A certain day at noon, there are users to reflect the system problems, said the process sent abnormal, to do not disappear, to do not open and so on. Maintenance engineer began to analyze the problem, the background clearer phenomenon is the flow log record insertion data failure, manual test table insertion Success, other phenomena, no rules, after a number of maintenance engineers, finally by the Oracle Database management engineer at 16:01 troubleshooting, the system basically restore "normal".
The reason for the failure is that "the table space corresponding to the Cordys user in the application Oracle database" is full, causing the application to not write data to the database properly, resulting in incomplete business data.

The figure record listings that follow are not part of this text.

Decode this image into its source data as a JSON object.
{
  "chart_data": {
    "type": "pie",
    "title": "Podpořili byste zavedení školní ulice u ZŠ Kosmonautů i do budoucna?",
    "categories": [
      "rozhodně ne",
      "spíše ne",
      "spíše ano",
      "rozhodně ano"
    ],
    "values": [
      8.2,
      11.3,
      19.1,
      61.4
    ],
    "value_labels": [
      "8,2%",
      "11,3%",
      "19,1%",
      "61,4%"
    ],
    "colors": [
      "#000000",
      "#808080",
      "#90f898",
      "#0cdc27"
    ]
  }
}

The second day, the maintenance staff according to user feedback, process processing, and announce all users, in the failure time period content initiation, processing of the business if there is an exception, please try to re-initiate the process, despite this, the maintenance personnel of the phone burst.

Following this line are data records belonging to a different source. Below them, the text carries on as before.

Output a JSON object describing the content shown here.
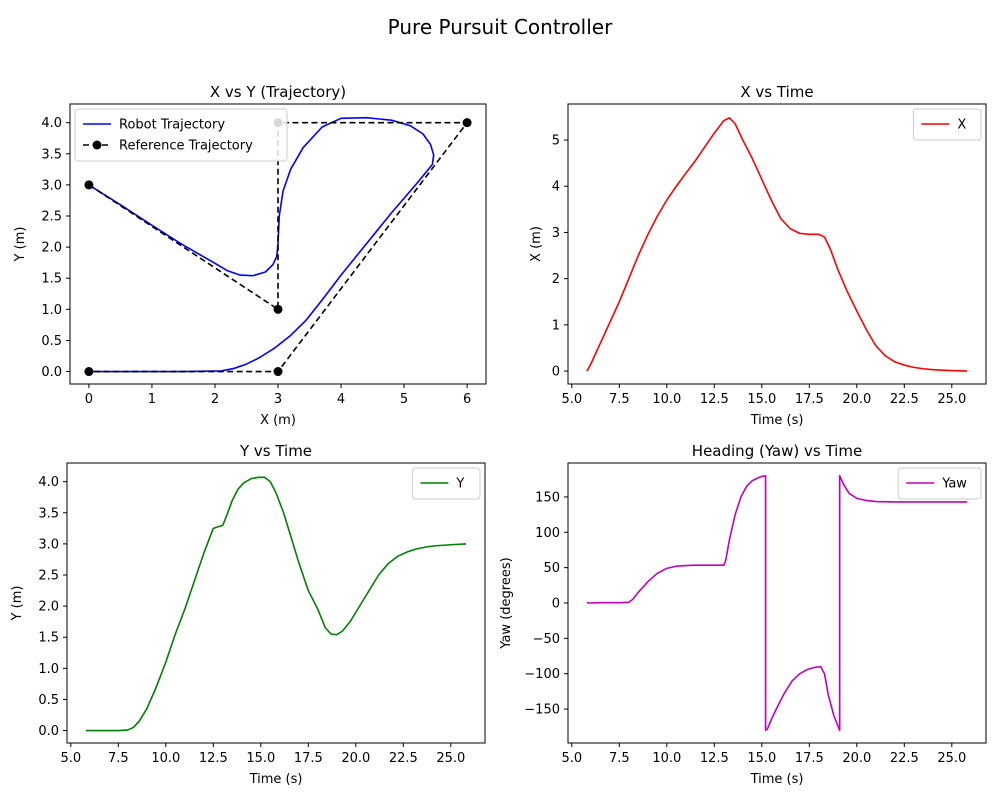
{
  "figure": {
    "title": "Pure Pursuit Controller"
  },
  "chart_data": [
    {
      "id": "xy",
      "type": "line",
      "title": "X vs Y (Trajectory)",
      "xlabel": "X (m)",
      "ylabel": "Y (m)",
      "xlim": [
        -0.3,
        6.3
      ],
      "ylim": [
        -0.2,
        4.3
      ],
      "xticks": [
        0,
        1,
        2,
        3,
        4,
        5,
        6
      ],
      "xtick_labels": [
        "0",
        "1",
        "2",
        "3",
        "4",
        "5",
        "6"
      ],
      "yticks": [
        0,
        0.5,
        1,
        1.5,
        2,
        2.5,
        3,
        3.5,
        4
      ],
      "ytick_labels": [
        "0.0",
        "0.5",
        "1.0",
        "1.5",
        "2.0",
        "2.5",
        "3.0",
        "3.5",
        "4.0"
      ],
      "grid": false,
      "legend_position": "upper-left",
      "series": [
        {
          "name": "Robot Trajectory",
          "color": "#0000ff",
          "style": "solid",
          "markers": false,
          "x": [
            0,
            0.5,
            1,
            1.5,
            2,
            2.2,
            2.4,
            2.6,
            2.8,
            2.92,
            2.98,
            3.0,
            3.02,
            3.08,
            3.2,
            3.4,
            3.7,
            4.0,
            4.4,
            4.8,
            5.1,
            5.3,
            5.42,
            5.47,
            5.45,
            5.2,
            4.8,
            4.4,
            4.0,
            3.7,
            3.45,
            3.2,
            2.95,
            2.7,
            2.5,
            2.3,
            2.1,
            1.5,
            1.0,
            0.5,
            0
          ],
          "y": [
            3.0,
            2.68,
            2.35,
            2.03,
            1.74,
            1.62,
            1.55,
            1.54,
            1.6,
            1.72,
            1.85,
            2.05,
            2.5,
            2.9,
            3.25,
            3.6,
            3.93,
            4.07,
            4.08,
            4.04,
            3.95,
            3.82,
            3.65,
            3.48,
            3.33,
            3.02,
            2.55,
            2.05,
            1.55,
            1.15,
            0.83,
            0.58,
            0.38,
            0.22,
            0.12,
            0.05,
            0.01,
            0.0,
            0.0,
            0.0,
            0.0
          ]
        },
        {
          "name": "Reference Trajectory",
          "color": "#000000",
          "style": "dashed",
          "markers": true,
          "x": [
            0,
            3,
            3,
            6,
            3,
            0
          ],
          "y": [
            3,
            1,
            4,
            4,
            0,
            0
          ]
        }
      ]
    },
    {
      "id": "xt",
      "type": "line",
      "title": "X vs Time",
      "xlabel": "Time (s)",
      "ylabel": "X (m)",
      "xlim": [
        4.8,
        26.8
      ],
      "ylim": [
        -0.28,
        5.78
      ],
      "xticks": [
        5,
        7.5,
        10,
        12.5,
        15,
        17.5,
        20,
        22.5,
        25
      ],
      "xtick_labels": [
        "5.0",
        "7.5",
        "10.0",
        "12.5",
        "15.0",
        "17.5",
        "20.0",
        "22.5",
        "25.0"
      ],
      "yticks": [
        0,
        1,
        2,
        3,
        4,
        5
      ],
      "ytick_labels": [
        "0",
        "1",
        "2",
        "3",
        "4",
        "5"
      ],
      "grid": false,
      "legend_position": "upper-right",
      "series": [
        {
          "name": "X",
          "color": "#ff0000",
          "style": "solid",
          "markers": false,
          "x": [
            5.8,
            6.0,
            6.5,
            7.0,
            7.5,
            8.0,
            8.5,
            9.0,
            9.5,
            10.0,
            10.5,
            11.0,
            11.5,
            12.0,
            12.5,
            13.0,
            13.3,
            13.6,
            14.0,
            14.5,
            15.0,
            15.5,
            16.0,
            16.5,
            17.0,
            17.5,
            18.0,
            18.3,
            18.6,
            19.0,
            19.5,
            20.0,
            20.5,
            21.0,
            21.5,
            22.0,
            22.5,
            23.0,
            23.5,
            24.0,
            24.5,
            25.0,
            25.5,
            25.8
          ],
          "y": [
            0.0,
            0.15,
            0.6,
            1.05,
            1.5,
            2.0,
            2.5,
            2.95,
            3.35,
            3.7,
            4.0,
            4.28,
            4.55,
            4.85,
            5.15,
            5.42,
            5.48,
            5.35,
            5.0,
            4.6,
            4.15,
            3.7,
            3.3,
            3.08,
            2.98,
            2.96,
            2.96,
            2.9,
            2.65,
            2.2,
            1.72,
            1.3,
            0.9,
            0.55,
            0.33,
            0.2,
            0.13,
            0.08,
            0.05,
            0.03,
            0.02,
            0.01,
            0.005,
            0.0
          ]
        }
      ]
    },
    {
      "id": "yt",
      "type": "line",
      "title": "Y vs Time",
      "xlabel": "Time (s)",
      "ylabel": "Y (m)",
      "xlim": [
        4.8,
        26.8
      ],
      "ylim": [
        -0.2,
        4.3
      ],
      "xticks": [
        5,
        7.5,
        10,
        12.5,
        15,
        17.5,
        20,
        22.5,
        25
      ],
      "xtick_labels": [
        "5.0",
        "7.5",
        "10.0",
        "12.5",
        "15.0",
        "17.5",
        "20.0",
        "22.5",
        "25.0"
      ],
      "yticks": [
        0,
        0.5,
        1,
        1.5,
        2,
        2.5,
        3,
        3.5,
        4
      ],
      "ytick_labels": [
        "0.0",
        "0.5",
        "1.0",
        "1.5",
        "2.0",
        "2.5",
        "3.0",
        "3.5",
        "4.0"
      ],
      "grid": false,
      "legend_position": "upper-right",
      "series": [
        {
          "name": "Y",
          "color": "#008000",
          "style": "solid",
          "markers": false,
          "x": [
            5.8,
            6.5,
            7.0,
            7.5,
            8.0,
            8.3,
            8.6,
            9.0,
            9.5,
            10.0,
            10.5,
            11.0,
            11.5,
            12.0,
            12.5,
            13.0,
            13.2,
            13.5,
            13.8,
            14.1,
            14.5,
            14.9,
            15.2,
            15.5,
            15.8,
            16.2,
            16.6,
            17.0,
            17.5,
            18.0,
            18.4,
            18.7,
            19.0,
            19.3,
            19.7,
            20.2,
            20.7,
            21.2,
            21.7,
            22.2,
            22.7,
            23.2,
            23.7,
            24.2,
            24.7,
            25.2,
            25.8
          ],
          "y": [
            0.0,
            0.0,
            0.0,
            0.0,
            0.01,
            0.05,
            0.15,
            0.35,
            0.7,
            1.1,
            1.55,
            1.95,
            2.4,
            2.85,
            3.25,
            3.3,
            3.45,
            3.7,
            3.88,
            3.98,
            4.05,
            4.07,
            4.07,
            4.0,
            3.82,
            3.5,
            3.1,
            2.7,
            2.25,
            1.95,
            1.65,
            1.55,
            1.54,
            1.6,
            1.75,
            2.0,
            2.25,
            2.5,
            2.68,
            2.8,
            2.87,
            2.92,
            2.95,
            2.97,
            2.98,
            2.99,
            3.0
          ]
        }
      ]
    },
    {
      "id": "yaw",
      "type": "line",
      "title": "Heading (Yaw) vs Time",
      "xlabel": "Time (s)",
      "ylabel": "Yaw (degrees)",
      "xlim": [
        4.8,
        26.8
      ],
      "ylim": [
        -198,
        198
      ],
      "xticks": [
        5,
        7.5,
        10,
        12.5,
        15,
        17.5,
        20,
        22.5,
        25
      ],
      "xtick_labels": [
        "5.0",
        "7.5",
        "10.0",
        "12.5",
        "15.0",
        "17.5",
        "20.0",
        "22.5",
        "25.0"
      ],
      "yticks": [
        -150,
        -100,
        -50,
        0,
        50,
        100,
        150
      ],
      "ytick_labels": [
        "−150",
        "−100",
        "−50",
        "0",
        "50",
        "100",
        "150"
      ],
      "grid": false,
      "legend_position": "upper-right",
      "series": [
        {
          "name": "Yaw",
          "color": "#bf00bf",
          "style": "solid",
          "markers": false,
          "x": [
            5.8,
            6.0,
            6.5,
            7.0,
            7.5,
            8.0,
            8.2,
            8.5,
            9.0,
            9.5,
            10.0,
            10.5,
            11.0,
            11.5,
            12.0,
            12.5,
            13.0,
            13.1,
            13.3,
            13.6,
            13.9,
            14.2,
            14.5,
            14.8,
            15.0,
            15.2,
            15.2,
            15.3,
            15.5,
            15.8,
            16.2,
            16.6,
            17.0,
            17.4,
            17.8,
            18.1,
            18.3,
            18.5,
            18.8,
            19.1,
            19.1,
            19.3,
            19.6,
            20.0,
            20.5,
            21.0,
            22.0,
            23.0,
            24.0,
            25.0,
            25.8
          ],
          "y": [
            0.5,
            0.0,
            0.5,
            0.5,
            0.5,
            1.0,
            5.0,
            15.0,
            30.0,
            42.0,
            49.0,
            52.0,
            53.0,
            53.5,
            53.5,
            53.5,
            53.5,
            60.0,
            90.0,
            125.0,
            150.0,
            165.0,
            173.0,
            177.0,
            179.0,
            180.0,
            -180.0,
            -178.0,
            -165.0,
            -148.0,
            -127.0,
            -110.0,
            -100.0,
            -94.0,
            -91.0,
            -90.0,
            -100.0,
            -130.0,
            -160.0,
            -180.0,
            180.0,
            168.0,
            155.0,
            148.0,
            145.0,
            143.5,
            143.0,
            143.0,
            143.0,
            143.0,
            143.0
          ]
        }
      ]
    }
  ]
}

Unfortunately, the worry is still happening, there are user feedback, the new start of the process has some exceptions!
With this in view, I recommend the Maintenance Manager to stop the Cordys service and restart the Oracle database. After work that night, maintenance personnel according to this plan operation. The third day the system returned to normal, maintenance personnel continue to handle the fault data, maintenance engineers to study the scope of fault data.

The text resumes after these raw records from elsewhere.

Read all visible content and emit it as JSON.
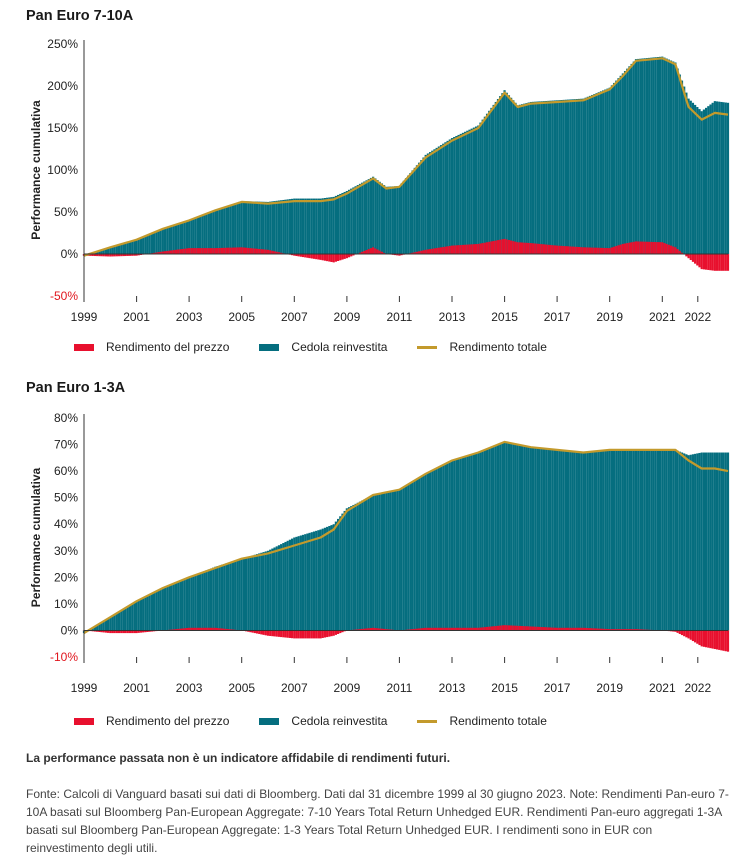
{
  "colors": {
    "price": "#e8102e",
    "coupon": "#056e7f",
    "total": "#c39a2c",
    "axis": "#333333",
    "neg_label": "#e0151d"
  },
  "legend": {
    "price": "Rendimento del prezzo",
    "coupon": "Cedola reinvestita",
    "total": "Rendimento totale"
  },
  "disclaimer": "La performance passata non è un indicatore affidabile di rendimenti futuri.",
  "source_note": "Fonte: Calcoli di Vanguard basati sui dati di Bloomberg. Dati dal 31 dicembre 1999 al 30 giugno 2023. Note: Rendimenti Pan-euro 7-10A basati sul Bloomberg Pan-European Aggregate: 7-10 Years Total Return Unhedged EUR. Rendimenti Pan-euro aggregati 1-3A basati sul Bloomberg Pan-European Aggregate: 1-3 Years Total Return Unhedged EUR. I rendimenti sono in EUR con reinvestimento degli utili.",
  "chart_data": [
    {
      "type": "area",
      "title": "Pan Euro 7-10A",
      "ylabel": "Performance cumulativa",
      "ylim": [
        -50,
        250
      ],
      "yticks": [
        -50,
        0,
        50,
        100,
        150,
        200,
        250
      ],
      "xlim": [
        1999.0,
        2023.5
      ],
      "xticks": [
        "1999",
        "2001",
        "2003",
        "2005",
        "2007",
        "2009",
        "2011",
        "2013",
        "2015",
        "2017",
        "2019",
        "2021",
        "2022"
      ],
      "x": [
        1999.0,
        2000.0,
        2001.0,
        2002.0,
        2003.0,
        2004.0,
        2005.0,
        2006.0,
        2007.0,
        2008.0,
        2008.5,
        2009.0,
        2010.0,
        2010.5,
        2011.0,
        2012.0,
        2013.0,
        2014.0,
        2015.0,
        2015.5,
        2016.0,
        2017.0,
        2018.0,
        2019.0,
        2019.5,
        2020.0,
        2021.0,
        2021.5,
        2022.0,
        2022.5,
        2023.0,
        2023.5
      ],
      "series": [
        {
          "name": "Rendimento del prezzo",
          "values": [
            -2,
            -3,
            -2,
            3,
            7,
            7,
            8,
            5,
            -2,
            -7,
            -10,
            -5,
            8,
            0,
            -2,
            5,
            10,
            12,
            18,
            14,
            13,
            10,
            8,
            7,
            12,
            15,
            14,
            8,
            -5,
            -18,
            -20,
            -20
          ]
        },
        {
          "name": "Cedola reinvestita",
          "values": [
            -2,
            8,
            17,
            30,
            40,
            52,
            63,
            62,
            66,
            66,
            68,
            75,
            92,
            80,
            81,
            118,
            138,
            153,
            195,
            177,
            181,
            183,
            185,
            198,
            215,
            232,
            235,
            228,
            185,
            170,
            182,
            180
          ]
        },
        {
          "name": "Rendimento totale",
          "values": [
            -2,
            8,
            17,
            30,
            40,
            52,
            62,
            60,
            63,
            63,
            65,
            72,
            90,
            78,
            80,
            115,
            135,
            150,
            192,
            175,
            179,
            181,
            183,
            196,
            212,
            230,
            233,
            226,
            175,
            160,
            168,
            166
          ]
        }
      ]
    },
    {
      "type": "area",
      "title": "Pan Euro 1-3A",
      "ylabel": "Performance cumulativa",
      "ylim": [
        -10,
        80
      ],
      "yticks": [
        -10,
        0,
        10,
        20,
        30,
        40,
        50,
        60,
        70,
        80
      ],
      "xlim": [
        1999.0,
        2023.5
      ],
      "xticks": [
        "1999",
        "2001",
        "2003",
        "2005",
        "2007",
        "2009",
        "2011",
        "2013",
        "2015",
        "2017",
        "2019",
        "2021",
        "2022"
      ],
      "x": [
        1999.0,
        2000.0,
        2001.0,
        2002.0,
        2003.0,
        2004.0,
        2005.0,
        2006.0,
        2007.0,
        2008.0,
        2008.5,
        2009.0,
        2010.0,
        2011.0,
        2012.0,
        2013.0,
        2014.0,
        2015.0,
        2016.0,
        2017.0,
        2018.0,
        2019.0,
        2020.0,
        2021.0,
        2021.5,
        2022.0,
        2022.5,
        2023.0,
        2023.5
      ],
      "series": [
        {
          "name": "Rendimento del prezzo",
          "values": [
            0,
            -1,
            -1,
            0,
            1,
            1,
            0,
            -2,
            -3,
            -3,
            -2,
            0,
            1,
            0,
            1,
            1,
            1,
            2,
            1.5,
            1,
            1,
            0.5,
            0.5,
            0,
            -0.5,
            -3,
            -6,
            -7,
            -8
          ]
        },
        {
          "name": "Cedola reinvestita",
          "values": [
            -1,
            5,
            11,
            16,
            20,
            24,
            27,
            30,
            35,
            38,
            40,
            46,
            51,
            53,
            59,
            64,
            67,
            71,
            69,
            68,
            67,
            68,
            68,
            68,
            68,
            66,
            67,
            67,
            67
          ]
        },
        {
          "name": "Rendimento totale",
          "values": [
            -1,
            5,
            11,
            16,
            20,
            23.5,
            27,
            29,
            32,
            35,
            38,
            45,
            51,
            53,
            59,
            64,
            67,
            71,
            69,
            68,
            67,
            68,
            68,
            68,
            68,
            64,
            61,
            61,
            60
          ]
        }
      ]
    }
  ]
}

After the above process, in the normative it operation and maintenance Management environment (Clear division of labor: Sub-line, second, three lines of personnel and professional division of labor), maintenance system summarized as follows:
1, in an on-line for many years, and no change in the case, there are irregular anomalies, basically can be located outside the application software problems, such as database systems, operating systems, as a direct face to the user's software maintenance personnel in the report, timely advice to contact the application software in the past maintenance personnel;
2, for this application system, if the table space is full, there is data write failure, especially the location of the Cordys user's corresponding table space is full, in order to avoid the situation to expand, reduce the failure data, need to do immediately the following:
1), Stop the application service;
2), dealing with database failures, such as expanding the table space;
3), restart the database;
4), Start the application service (according to restart processing);
5), test, verify the system is normal.
Attached: Failure severity description
As shown in the drawings, this is the correlation 3 days of data, statistical work time, according to each hour, the slightest statistic summary, before the interval of 30 minutes to do task processing capacity, non-artificial nodes, special circumstances not counted. Statistics of the last 1 weeks between 11 and 16 of the process business operation frequency between 3000-3500 strokes (fortunately, avoid the peak point), so can estimate the approximate range of failure data.